Atmosphere Ocean Science Colloquium
DED on arrival: Data, Extremes, and Dynamics
Speaker: Edwin P. Gerber, NYU Courant
Location: Warren Weaver Hall 1302
Date: Wednesday, October 22, 2025, 3:30 p.m.
Synopsis:
In a presentation geared towards newly arrived members of our community, I will discuss two research projects led by former PhD students. In both cases, the goal was to use data-driven methods (statistical and machine learning models) to explore the dynamics of extreme events in our atmosphere. In the first, the thesis work of Justin Finkel, we use short trajectories from a large ensemble weather prediction dataset to probe extreme events in the stratosphere. I’ll discuss how the statistics of rare events can be devilishly hard to estimate without a tremendous amount of data, and how we used this “ensemble of opportunity” (academese for model integrations done for another purpose) to estimate the statistics of extremely rare Sudden Stratospheric Warming events using a general mathematical framework for exploring rare events.
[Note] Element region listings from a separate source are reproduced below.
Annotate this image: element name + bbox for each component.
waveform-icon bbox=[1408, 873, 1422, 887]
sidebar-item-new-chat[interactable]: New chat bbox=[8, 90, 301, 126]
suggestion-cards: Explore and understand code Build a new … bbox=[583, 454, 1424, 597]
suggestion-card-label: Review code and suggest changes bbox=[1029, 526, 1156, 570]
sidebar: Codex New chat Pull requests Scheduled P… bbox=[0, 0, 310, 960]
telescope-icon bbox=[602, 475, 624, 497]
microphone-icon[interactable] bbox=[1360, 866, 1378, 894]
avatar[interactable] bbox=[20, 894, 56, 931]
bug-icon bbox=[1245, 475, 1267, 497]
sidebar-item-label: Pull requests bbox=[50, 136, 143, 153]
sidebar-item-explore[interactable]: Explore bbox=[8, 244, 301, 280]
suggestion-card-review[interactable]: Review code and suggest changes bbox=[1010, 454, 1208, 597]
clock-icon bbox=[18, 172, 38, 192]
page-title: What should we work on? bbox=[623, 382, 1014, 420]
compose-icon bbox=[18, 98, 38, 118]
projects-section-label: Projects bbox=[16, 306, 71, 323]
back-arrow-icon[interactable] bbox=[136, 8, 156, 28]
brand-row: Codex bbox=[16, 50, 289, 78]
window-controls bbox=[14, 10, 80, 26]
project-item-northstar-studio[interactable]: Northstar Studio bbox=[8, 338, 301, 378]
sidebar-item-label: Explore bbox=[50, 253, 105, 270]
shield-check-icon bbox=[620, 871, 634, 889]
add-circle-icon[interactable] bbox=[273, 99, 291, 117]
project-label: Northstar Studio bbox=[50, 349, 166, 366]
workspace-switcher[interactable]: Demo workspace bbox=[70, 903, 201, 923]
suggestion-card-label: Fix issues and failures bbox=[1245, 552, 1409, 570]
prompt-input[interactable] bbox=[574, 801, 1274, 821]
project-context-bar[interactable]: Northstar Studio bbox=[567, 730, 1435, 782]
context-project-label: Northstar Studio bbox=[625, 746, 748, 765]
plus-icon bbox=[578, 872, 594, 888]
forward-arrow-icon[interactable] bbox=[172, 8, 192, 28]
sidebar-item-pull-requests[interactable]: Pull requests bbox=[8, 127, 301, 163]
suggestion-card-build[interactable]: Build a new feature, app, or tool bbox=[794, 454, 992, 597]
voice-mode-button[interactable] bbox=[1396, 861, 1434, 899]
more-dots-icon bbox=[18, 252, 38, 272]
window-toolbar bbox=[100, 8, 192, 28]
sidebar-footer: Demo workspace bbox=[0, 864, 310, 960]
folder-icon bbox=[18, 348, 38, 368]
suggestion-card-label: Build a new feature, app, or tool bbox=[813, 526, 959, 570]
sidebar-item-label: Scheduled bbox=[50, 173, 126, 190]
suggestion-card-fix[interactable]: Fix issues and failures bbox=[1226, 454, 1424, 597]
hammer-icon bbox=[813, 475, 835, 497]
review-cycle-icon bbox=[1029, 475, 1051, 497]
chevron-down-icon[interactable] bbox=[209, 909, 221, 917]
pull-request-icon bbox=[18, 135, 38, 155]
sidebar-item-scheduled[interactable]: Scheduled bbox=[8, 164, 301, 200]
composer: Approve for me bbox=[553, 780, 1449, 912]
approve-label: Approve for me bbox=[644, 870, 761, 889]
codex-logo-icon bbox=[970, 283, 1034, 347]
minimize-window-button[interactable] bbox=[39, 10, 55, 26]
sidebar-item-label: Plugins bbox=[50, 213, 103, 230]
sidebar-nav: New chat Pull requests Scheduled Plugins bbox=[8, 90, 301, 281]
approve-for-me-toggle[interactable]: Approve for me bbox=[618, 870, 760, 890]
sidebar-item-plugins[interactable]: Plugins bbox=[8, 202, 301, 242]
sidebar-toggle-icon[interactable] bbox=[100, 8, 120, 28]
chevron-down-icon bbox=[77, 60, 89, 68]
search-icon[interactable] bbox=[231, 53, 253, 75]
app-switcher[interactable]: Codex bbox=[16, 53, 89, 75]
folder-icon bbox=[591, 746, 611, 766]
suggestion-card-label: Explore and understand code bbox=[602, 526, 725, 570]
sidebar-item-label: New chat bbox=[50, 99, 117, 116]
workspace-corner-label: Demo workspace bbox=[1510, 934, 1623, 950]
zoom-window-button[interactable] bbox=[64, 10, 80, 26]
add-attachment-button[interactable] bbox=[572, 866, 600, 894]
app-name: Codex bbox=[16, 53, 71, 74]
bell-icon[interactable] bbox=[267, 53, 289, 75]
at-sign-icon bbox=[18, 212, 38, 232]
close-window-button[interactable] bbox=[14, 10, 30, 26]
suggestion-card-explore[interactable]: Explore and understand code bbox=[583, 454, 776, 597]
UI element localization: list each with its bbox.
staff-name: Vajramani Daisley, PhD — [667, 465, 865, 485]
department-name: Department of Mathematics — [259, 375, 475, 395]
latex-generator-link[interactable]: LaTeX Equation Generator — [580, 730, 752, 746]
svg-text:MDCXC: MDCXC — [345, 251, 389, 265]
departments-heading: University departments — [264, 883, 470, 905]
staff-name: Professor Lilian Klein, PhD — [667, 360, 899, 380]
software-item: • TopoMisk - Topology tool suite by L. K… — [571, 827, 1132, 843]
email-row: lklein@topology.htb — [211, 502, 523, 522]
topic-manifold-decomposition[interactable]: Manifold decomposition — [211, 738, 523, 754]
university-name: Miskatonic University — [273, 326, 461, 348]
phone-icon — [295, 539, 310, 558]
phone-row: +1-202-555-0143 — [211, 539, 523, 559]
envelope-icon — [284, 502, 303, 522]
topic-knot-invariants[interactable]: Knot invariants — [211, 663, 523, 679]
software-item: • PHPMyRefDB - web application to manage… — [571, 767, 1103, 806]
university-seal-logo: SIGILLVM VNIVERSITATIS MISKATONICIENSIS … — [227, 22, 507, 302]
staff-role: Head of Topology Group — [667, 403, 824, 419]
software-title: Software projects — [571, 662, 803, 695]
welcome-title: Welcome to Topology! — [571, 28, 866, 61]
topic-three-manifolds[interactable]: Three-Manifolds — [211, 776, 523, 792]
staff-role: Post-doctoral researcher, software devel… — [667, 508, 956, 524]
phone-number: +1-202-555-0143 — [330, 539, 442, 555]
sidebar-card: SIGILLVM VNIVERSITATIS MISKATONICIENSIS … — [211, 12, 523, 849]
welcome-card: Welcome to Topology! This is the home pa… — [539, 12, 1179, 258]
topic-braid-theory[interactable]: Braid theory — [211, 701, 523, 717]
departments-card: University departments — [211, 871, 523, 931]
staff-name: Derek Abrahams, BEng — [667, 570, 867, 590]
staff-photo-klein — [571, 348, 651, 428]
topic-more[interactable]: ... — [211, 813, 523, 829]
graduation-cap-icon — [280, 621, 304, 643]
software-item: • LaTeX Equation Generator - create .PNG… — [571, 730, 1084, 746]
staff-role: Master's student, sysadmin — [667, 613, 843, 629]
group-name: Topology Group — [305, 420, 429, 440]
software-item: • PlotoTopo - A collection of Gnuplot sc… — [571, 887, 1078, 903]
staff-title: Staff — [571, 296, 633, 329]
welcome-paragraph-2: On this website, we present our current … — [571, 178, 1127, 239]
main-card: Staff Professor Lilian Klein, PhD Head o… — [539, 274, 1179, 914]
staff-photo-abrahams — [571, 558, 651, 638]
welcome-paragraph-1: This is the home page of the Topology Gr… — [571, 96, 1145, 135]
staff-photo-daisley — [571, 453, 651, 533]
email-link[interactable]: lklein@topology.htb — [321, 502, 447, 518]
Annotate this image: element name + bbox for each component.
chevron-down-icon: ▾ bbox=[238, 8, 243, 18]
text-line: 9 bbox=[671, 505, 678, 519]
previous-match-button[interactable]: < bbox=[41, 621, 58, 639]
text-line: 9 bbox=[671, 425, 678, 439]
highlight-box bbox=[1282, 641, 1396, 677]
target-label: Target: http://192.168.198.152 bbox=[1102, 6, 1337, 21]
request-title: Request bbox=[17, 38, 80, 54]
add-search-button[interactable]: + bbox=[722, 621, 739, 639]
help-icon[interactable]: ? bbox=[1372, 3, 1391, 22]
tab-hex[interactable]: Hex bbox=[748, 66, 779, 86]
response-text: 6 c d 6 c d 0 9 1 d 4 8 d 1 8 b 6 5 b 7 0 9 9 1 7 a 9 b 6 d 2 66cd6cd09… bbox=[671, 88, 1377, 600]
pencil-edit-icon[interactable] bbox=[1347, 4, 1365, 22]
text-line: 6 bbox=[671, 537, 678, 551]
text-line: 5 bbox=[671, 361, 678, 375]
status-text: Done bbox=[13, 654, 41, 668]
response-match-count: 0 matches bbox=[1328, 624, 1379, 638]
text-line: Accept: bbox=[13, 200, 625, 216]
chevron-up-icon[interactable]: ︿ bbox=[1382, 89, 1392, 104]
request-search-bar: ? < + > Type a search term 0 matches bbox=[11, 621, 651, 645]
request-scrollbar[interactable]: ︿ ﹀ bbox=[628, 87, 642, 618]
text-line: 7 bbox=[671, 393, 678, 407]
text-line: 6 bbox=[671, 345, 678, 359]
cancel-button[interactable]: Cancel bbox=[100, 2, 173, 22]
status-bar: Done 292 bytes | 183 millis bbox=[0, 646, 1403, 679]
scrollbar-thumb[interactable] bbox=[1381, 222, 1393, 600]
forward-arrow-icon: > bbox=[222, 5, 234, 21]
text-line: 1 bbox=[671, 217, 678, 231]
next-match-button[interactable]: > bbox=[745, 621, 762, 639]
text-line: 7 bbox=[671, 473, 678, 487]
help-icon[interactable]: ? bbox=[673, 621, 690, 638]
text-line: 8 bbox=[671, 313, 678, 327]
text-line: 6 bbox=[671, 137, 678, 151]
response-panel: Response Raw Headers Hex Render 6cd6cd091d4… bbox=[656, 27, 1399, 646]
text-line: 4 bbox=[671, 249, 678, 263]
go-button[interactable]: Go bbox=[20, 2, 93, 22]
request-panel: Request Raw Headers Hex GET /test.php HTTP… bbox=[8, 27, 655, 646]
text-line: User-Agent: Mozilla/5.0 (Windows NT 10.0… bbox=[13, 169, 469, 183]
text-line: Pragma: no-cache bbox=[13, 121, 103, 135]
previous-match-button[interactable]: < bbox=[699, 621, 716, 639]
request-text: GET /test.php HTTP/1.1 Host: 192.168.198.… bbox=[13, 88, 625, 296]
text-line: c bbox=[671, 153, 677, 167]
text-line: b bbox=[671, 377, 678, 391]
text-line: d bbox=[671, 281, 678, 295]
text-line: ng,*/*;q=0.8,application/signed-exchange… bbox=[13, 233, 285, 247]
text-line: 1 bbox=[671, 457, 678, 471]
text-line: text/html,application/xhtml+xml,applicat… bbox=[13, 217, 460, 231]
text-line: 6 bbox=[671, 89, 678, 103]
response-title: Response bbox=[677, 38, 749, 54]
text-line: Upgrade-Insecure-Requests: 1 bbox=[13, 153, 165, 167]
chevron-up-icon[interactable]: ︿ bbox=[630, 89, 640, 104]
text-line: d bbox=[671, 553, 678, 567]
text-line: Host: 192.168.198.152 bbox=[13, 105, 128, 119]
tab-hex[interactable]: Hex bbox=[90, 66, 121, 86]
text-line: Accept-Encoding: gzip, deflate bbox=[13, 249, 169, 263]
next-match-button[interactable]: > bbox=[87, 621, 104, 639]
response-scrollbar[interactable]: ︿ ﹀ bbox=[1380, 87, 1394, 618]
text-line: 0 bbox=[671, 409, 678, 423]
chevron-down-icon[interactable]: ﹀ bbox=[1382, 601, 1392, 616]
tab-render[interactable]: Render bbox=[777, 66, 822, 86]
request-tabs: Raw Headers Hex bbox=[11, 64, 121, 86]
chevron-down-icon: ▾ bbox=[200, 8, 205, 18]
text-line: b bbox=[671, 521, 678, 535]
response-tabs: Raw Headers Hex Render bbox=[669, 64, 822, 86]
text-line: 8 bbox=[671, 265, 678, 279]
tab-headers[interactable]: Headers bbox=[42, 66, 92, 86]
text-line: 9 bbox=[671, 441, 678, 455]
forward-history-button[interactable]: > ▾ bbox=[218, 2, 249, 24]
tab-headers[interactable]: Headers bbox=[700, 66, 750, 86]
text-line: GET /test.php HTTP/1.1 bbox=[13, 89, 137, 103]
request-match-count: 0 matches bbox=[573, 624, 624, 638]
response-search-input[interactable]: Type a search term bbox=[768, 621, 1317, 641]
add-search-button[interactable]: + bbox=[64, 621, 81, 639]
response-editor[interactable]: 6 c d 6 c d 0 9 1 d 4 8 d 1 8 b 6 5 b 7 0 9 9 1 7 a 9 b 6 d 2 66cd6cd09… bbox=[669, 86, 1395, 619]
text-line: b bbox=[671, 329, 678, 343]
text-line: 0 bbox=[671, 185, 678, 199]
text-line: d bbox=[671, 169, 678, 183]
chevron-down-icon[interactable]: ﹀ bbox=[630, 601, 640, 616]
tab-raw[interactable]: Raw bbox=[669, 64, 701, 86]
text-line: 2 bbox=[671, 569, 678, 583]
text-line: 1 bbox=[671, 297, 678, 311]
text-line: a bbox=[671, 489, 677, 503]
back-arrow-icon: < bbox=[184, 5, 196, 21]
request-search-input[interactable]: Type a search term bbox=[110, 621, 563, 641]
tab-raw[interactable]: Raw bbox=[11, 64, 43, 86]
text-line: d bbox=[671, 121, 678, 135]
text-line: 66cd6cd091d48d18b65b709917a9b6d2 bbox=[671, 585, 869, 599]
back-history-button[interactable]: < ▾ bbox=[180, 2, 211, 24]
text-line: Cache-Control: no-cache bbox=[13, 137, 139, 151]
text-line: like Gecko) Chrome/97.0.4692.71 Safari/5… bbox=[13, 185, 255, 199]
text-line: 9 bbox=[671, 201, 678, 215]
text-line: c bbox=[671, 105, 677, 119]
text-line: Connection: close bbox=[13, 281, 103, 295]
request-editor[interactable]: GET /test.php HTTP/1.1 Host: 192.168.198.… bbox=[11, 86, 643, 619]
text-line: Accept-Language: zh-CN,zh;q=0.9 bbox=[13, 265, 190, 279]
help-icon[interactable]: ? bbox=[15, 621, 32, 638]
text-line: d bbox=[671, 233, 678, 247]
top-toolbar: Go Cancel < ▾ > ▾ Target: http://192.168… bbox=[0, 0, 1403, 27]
The second portion of the talk will highlight work by Huan Zhang to understand atmospheric blocking events, a (somewhat) rare synoptic pattern of variability associated with extreme weather. Here, a deep learning predictor (a convolutional neural network, CNN) was trained to predict the persistence of blocking events. While the CNN had impressive skill, our true goal was to use it to back out dynamical insights into persistent blocking patterns and explore how similar predictions could be made with scarce reanalysis data with the use of transfer learning. Both of these projects were the fruit of a collaboration with Jonathan Weare and Dorian Abbot (Chicago), and I hope to encourage our PhD students and postdocs to collaborate with our colleagues in the math department and beyond.